During July, the company incurred the following factory costs:


1. Purchased ₱164,000 of raw material on account.
2. Issued ₱180,000 of raw material to production. Of this amount, ₱134,000 was for direct material and the
remainder was for production supplies.
3. Accrued ₱88,000 in factory payroll costs; ₱62,000 was for direct labor and the rest was supervisor’s
salaries.
4. Accrued ₱7,000 of utility costs; of this amount, ₱1,600 was a fixed cost and the remainder was variable.

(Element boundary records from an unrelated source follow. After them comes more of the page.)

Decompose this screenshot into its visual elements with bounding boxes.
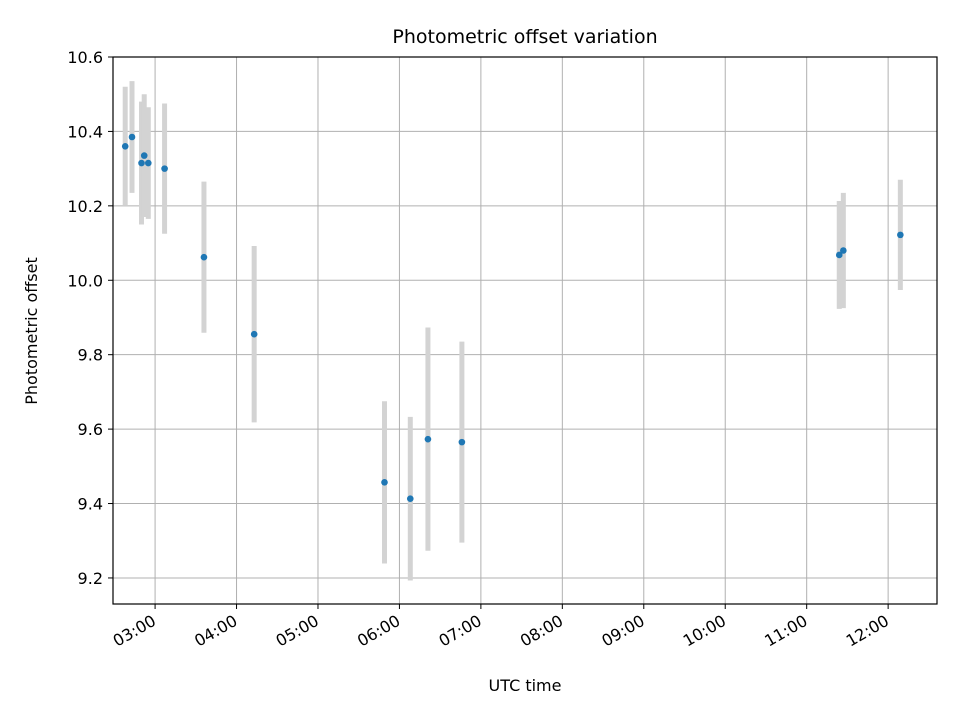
y-tick-label: 9.4 (78, 495, 103, 514)
y-tick-label: 10.6 (67, 48, 103, 67)
y-tick-label: 9.6 (78, 420, 103, 439)
grid (113, 56, 937, 604)
data-points (121, 133, 904, 502)
data-point (897, 231, 904, 239)
y-tick-label: 9.8 (78, 346, 103, 365)
y-tick-label: 9.2 (78, 569, 103, 588)
data-point (128, 133, 136, 141)
x-tick-label: 05:00 (273, 611, 322, 651)
data-point (835, 251, 843, 259)
data-point (121, 143, 129, 150)
x-tick-label: 11:00 (761, 611, 810, 651)
x-tick-label: 07:00 (435, 611, 484, 651)
x-axis-ticks: 03:00 04:00 05:00 06:00 07:00 08:00 09:00 10:00… (110, 604, 892, 651)
data-point (161, 165, 168, 172)
data-point (200, 253, 208, 261)
data-point (381, 479, 388, 486)
errorbars (122, 81, 903, 581)
y-tick-label: 10.0 (67, 271, 103, 290)
plot-frame (112, 56, 938, 605)
data-point (144, 159, 152, 167)
y-tick-label: 10.2 (67, 197, 103, 216)
data-point (140, 152, 148, 159)
x-axis-label: UTC time (489, 676, 562, 695)
x-tick-label: 12:00 (843, 611, 892, 651)
x-tick-label: 04:00 (191, 611, 240, 651)
y-axis-ticks: 9.2 9.4 9.6 9.8 10.0 10.2 10.4 10.6 (67, 48, 113, 588)
x-tick-label: 08:00 (517, 611, 566, 651)
x-tick-label: 09:00 (598, 611, 647, 651)
data-point (424, 435, 432, 443)
data-point (250, 330, 258, 338)
x-tick-label: 06:00 (354, 611, 403, 651)
x-tick-label: 03:00 (110, 611, 159, 651)
data-point (138, 159, 145, 167)
y-tick-label: 10.4 (67, 122, 103, 141)
data-point (406, 495, 414, 502)
data-point (840, 247, 847, 254)
data-point (458, 438, 466, 446)
chart-title: Photometric offset variation (392, 26, 657, 48)
x-tick-label: 10:00 (680, 611, 729, 651)
y-axis-label: Photometric offset (22, 257, 41, 405)
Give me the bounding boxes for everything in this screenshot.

5. Accrued ₱2,000 of property taxes on the factory.
6. Recorded the expiration of ₱1,600 of prepaid insurance on factory equipment.
7. Recorded ₱40,000 of straight-line depreciation on factory equipment.
8. Transferred goods costing ₱320,000 to Finished Goods Inventory.
9. Recorded total sales of ₱700,000; of these, ₱550,000 were on account.
10. Recoded cost of goods sold for ₱330,000.
11. Recorded selling and administrative costs of ₱280,000 (credit “Various Accounts”).
Required:
a. Journalize the transactions for July.
b. Post transactions to T-accounts for Raw Material Inventory, Work in Process Inventory, Finished Goods
Inventory and Cost of Goods Sold.
c. Prepare a schedule of cost of goods manufactured for July.
d. Prepare an income statement, including a detailed schedule of cost of goods sold.